Magnetic resonance imaging and computerized axial tomography of the spine provide highly detailed images of the spine and the spinal cord, which can identify any abnormality or alteration (eg, granulomas or fungus-induced abscesses).

Radiological examinations are also useful for the so-called differential diagnosis (that is, the diagnostic approach that makes it possible to identify a pathology procedure by exclusion).

Lumbar puncture

The lumbar puncture consists of the collection, from the spinal canal of the vertebral column, of some cerebrospinal fluid that has a later laboratory analysis.
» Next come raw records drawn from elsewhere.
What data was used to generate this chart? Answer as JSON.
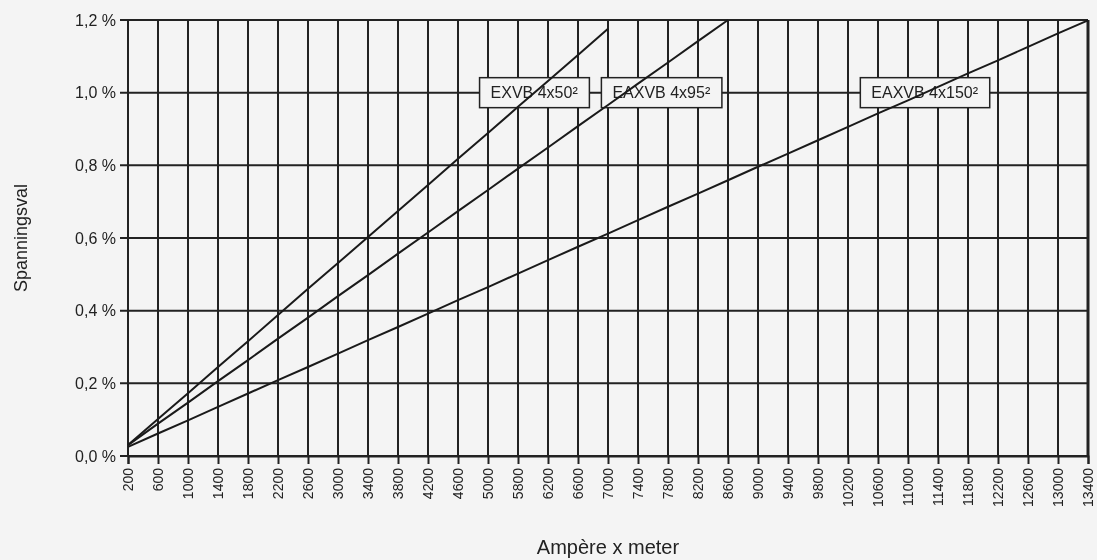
{
  "chart_data": {
    "type": "line",
    "xlabel": "Ampère x meter",
    "ylabel": "Spanningsval",
    "categories": [
      "200",
      "600",
      "1000",
      "1400",
      "1800",
      "2200",
      "2600",
      "3000",
      "3400",
      "3800",
      "4200",
      "4600",
      "5000",
      "5800",
      "6200",
      "6600",
      "7000",
      "7400",
      "7800",
      "8200",
      "8600",
      "9000",
      "9400",
      "9800",
      "10200",
      "10600",
      "11000",
      "11400",
      "11800",
      "12200",
      "12600",
      "13000",
      "13400"
    ],
    "series": [
      {
        "name": "EXVB 4x50²",
        "color": "#1a1a1a",
        "values": [
          0.03,
          0.102,
          0.173,
          0.245,
          0.316,
          0.388,
          0.46,
          0.531,
          0.603,
          0.674,
          0.746,
          0.818,
          0.889,
          0.961,
          1.032,
          1.104,
          1.176,
          null,
          null,
          null,
          null,
          null,
          null,
          null,
          null,
          null,
          null,
          null,
          null,
          null,
          null,
          null,
          null
        ]
      },
      {
        "name": "EAXVB 4x95²",
        "color": "#1a1a1a",
        "values": [
          0.03,
          0.089,
          0.147,
          0.206,
          0.264,
          0.323,
          0.381,
          0.44,
          0.498,
          0.557,
          0.615,
          0.674,
          0.732,
          0.791,
          0.849,
          0.908,
          0.966,
          1.025,
          1.083,
          1.142,
          1.2,
          null,
          null,
          null,
          null,
          null,
          null,
          null,
          null,
          null,
          null,
          null,
          null
        ]
      },
      {
        "name": "EAXVB 4x150²",
        "color": "#1a1a1a",
        "values": [
          0.025,
          0.062,
          0.098,
          0.135,
          0.172,
          0.209,
          0.245,
          0.282,
          0.319,
          0.355,
          0.392,
          0.429,
          0.465,
          0.502,
          0.539,
          0.576,
          0.612,
          0.649,
          0.686,
          0.722,
          0.759,
          0.796,
          0.832,
          0.869,
          0.906,
          0.943,
          0.979,
          1.016,
          1.053,
          1.089,
          1.126,
          1.163,
          1.199
        ]
      }
    ],
    "ylim": [
      0,
      1.2
    ],
    "yticks": [
      {
        "value": 0,
        "label": "0,0 %"
      },
      {
        "value": 0.2,
        "label": "0,2 %"
      },
      {
        "value": 0.4,
        "label": "0,4 %"
      },
      {
        "value": 0.6,
        "label": "0,6 %"
      },
      {
        "value": 0.8,
        "label": "0,8 %"
      },
      {
        "value": 1.0,
        "label": "1,0 %"
      },
      {
        "value": 1.2,
        "label": "1,2 %"
      }
    ],
    "grid": true,
    "legend": false,
    "marker": "none",
    "line_style": "solid"
  }
}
It is a fundamental test to detect the presence of infectious agents in the spinal cord (and in the nervous system in general) and to understand if local inflammation is taking place.

In a suspected case of myelitis, rachicentesi allows the diagnosing physician to establish whether there really is inflammation at the site and whether this inflammation is due to a certain pathogen.

Blood test

In the context of myelitis, blood tests can help determine whether the condition is dependent on pathogens or abnormal behavior of the immune system (eg, in those with neuromyelitis, it can help identify the typical antibodies responsible for the condition) .
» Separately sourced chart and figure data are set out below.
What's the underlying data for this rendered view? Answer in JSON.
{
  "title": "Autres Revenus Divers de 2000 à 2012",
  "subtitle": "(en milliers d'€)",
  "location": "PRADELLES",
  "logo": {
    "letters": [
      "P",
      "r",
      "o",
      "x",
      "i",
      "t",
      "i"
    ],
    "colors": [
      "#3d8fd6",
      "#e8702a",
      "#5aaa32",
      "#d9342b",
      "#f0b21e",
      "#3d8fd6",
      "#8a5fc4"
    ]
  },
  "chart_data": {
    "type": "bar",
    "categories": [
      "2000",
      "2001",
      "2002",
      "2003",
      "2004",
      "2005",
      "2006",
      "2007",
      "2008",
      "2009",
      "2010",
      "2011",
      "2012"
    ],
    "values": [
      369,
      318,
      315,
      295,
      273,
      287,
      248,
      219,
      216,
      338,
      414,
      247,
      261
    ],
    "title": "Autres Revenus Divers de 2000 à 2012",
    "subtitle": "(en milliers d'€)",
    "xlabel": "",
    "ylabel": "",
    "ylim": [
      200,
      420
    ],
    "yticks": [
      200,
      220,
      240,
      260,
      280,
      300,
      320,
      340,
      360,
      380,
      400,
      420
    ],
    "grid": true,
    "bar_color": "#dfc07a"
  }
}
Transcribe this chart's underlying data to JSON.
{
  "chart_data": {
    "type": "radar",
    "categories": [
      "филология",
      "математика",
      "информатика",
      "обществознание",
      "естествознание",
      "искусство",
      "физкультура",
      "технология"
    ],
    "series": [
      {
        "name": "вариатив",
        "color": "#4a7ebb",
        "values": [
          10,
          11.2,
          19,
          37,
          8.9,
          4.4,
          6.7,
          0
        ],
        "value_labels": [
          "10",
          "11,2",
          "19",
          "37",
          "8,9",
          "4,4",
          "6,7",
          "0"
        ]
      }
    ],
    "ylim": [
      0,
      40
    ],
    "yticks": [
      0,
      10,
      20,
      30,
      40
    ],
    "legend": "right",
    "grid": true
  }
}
Why is it important to identify the causes of myelitis?

The knowledge of the causes of myelitis is very important, since it depends on the causal factors that depend on the planning of the most appropriate therapy.


The treatment of myelitis varies depending on the triggering cause, which means that certain causes require some treatment, and depending on the severity of the symptoms, it means that, in the presence of severe symptoms, more drastic treatments are needed, compared to the circumstances milder.

Unfortunately, myelitis can cause irreversible neurological damage, which even careful and adequate therapy can negate.

Possible Myelitis Treatments

Among the treatments that can be performed in case of myelitis, are:

  • The administration of intravenous corticosteroids: cortisones are anti-inflammatory drugs; therefore, in the presence of myelitis, they serve to reduce inflammation of the spinal cord.
  • Plasma exchange (or plasmapheresis): is a therapeutic procedure that allows the liquid component of the blood (plasma) to be temporarily separated from the cellular component (always blood), in order to subject it to purification work.
  • The treatment alternative to intravenous administration of cortisone is used in the presence of myelitis of an autoimmune nature.
  • Administration of immunosuppressants: it is suitable for the treatment of autoimmune myelitis.
  • Antiviral Medication Administration – Used when there is a viral infection at the source of the myelitis.
  • Administration of classic analgesics (eg, ibuprofen, naproxen sodium, paracetamol, etc.).
  • The administration of medications for neuropathic pain (for example, antidepressants, such as sertraline and anticonvulsants, such as gabapentin or pregabalin).
  • The administration of drugs against muscle spasms (antispasmodics), urinary incontinence and / or fecal incontinence.
  • Psychotherapy: useful for patients who have developed a form of depression due to debilitating myelitis.
  • Physiotherapy: serves to counteract the physical-motor problems caused by some forms of myelitis.
  • Occupational therapy: pursues the objective of teaching the patient with severe myelitis how to take care of himself, without always having to depend on others.


The prognosis for myelitis depends on the severity of the triggering cause: Serious causative factors (eg, poliovirus) can cause forms of myelitis that are very debilitating, even fatal to the patient.